Question

a circle has the equation 3(x - 3)^2+3y^2 = 3. (a) find the center (h,k) and radius r of the circle. (b) graph the circle. (c) find the intercepts, if any, of the graph. (a) the center of the circle is . (type an ordered pair, using integers or decimals.)

Explanation:

Step1: Rewrite the given equation in standard form

The standard form of a circle equation is $(x - h)^2+(y - k)^2=r^2$. Given $3(x - 3)^2+3y^2 = 3$, divide the entire equation by 3. We get $(x - 3)^2+y^2 = 1$.

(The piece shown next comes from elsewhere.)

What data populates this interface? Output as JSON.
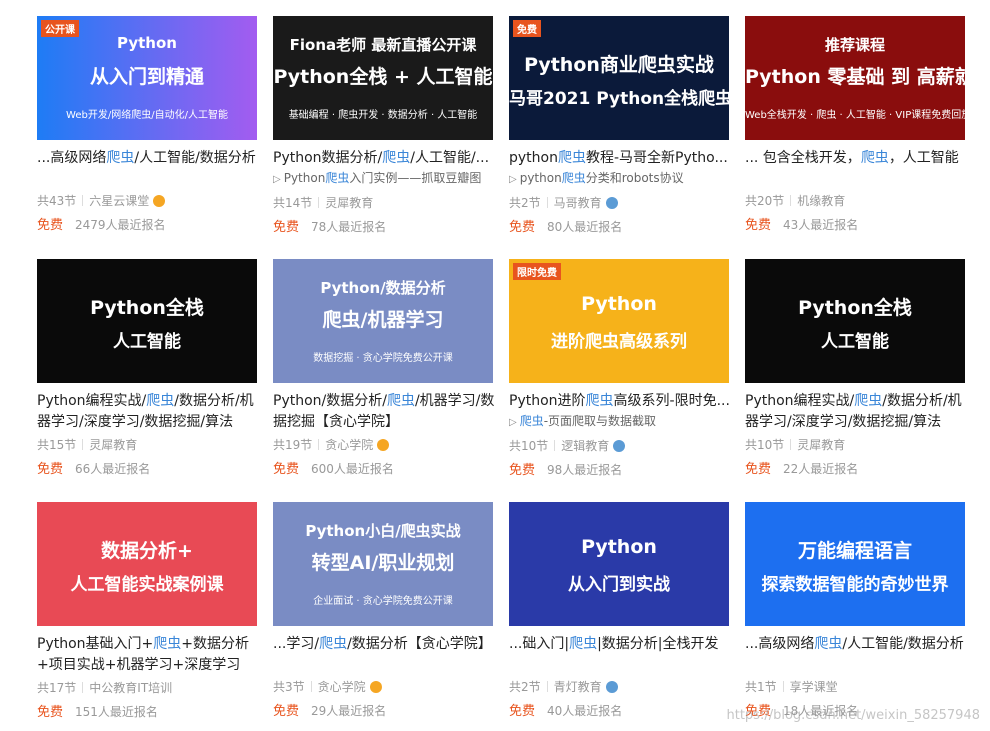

Step2: Identify the center and radius

Comparing $(x - 3)^2+(y - 0)^2=1^2$ with the standard - form $(x - h)^2+(y - k)^2=r^2$, we can see that $h = 3$, $k = 0$, and $r = 1$.

Answer:

(a) $(3,0)$
(b) To graph the circle: Plot the center $(3,0)$. Then, from the center, move 1 unit up, down, left, and right to get points on the circle and draw a smooth curve passing through those points.
(c)

• x - intercepts: Set $y = 0$ in the equation $(x - 3)^2+y^2 = 1$. We have $(x - 3)^2=1$. Taking the square root of both sides, $x - 3=\pm1$. So $x=3 + 1=4$ or $x=3-1 = 2$. The x - intercepts are $(2,0)$ and $(4,0)$.
• y - intercepts: Set $x = 0$ in the equation $(x - 3)^2+y^2 = 1$. Then $(0 - 3)^2+y^2 = 1$, which simplifies to $9+y^2 = 1$, or $y^2=-8$. Since the square of a real number cannot be negative, there are no y - intercepts.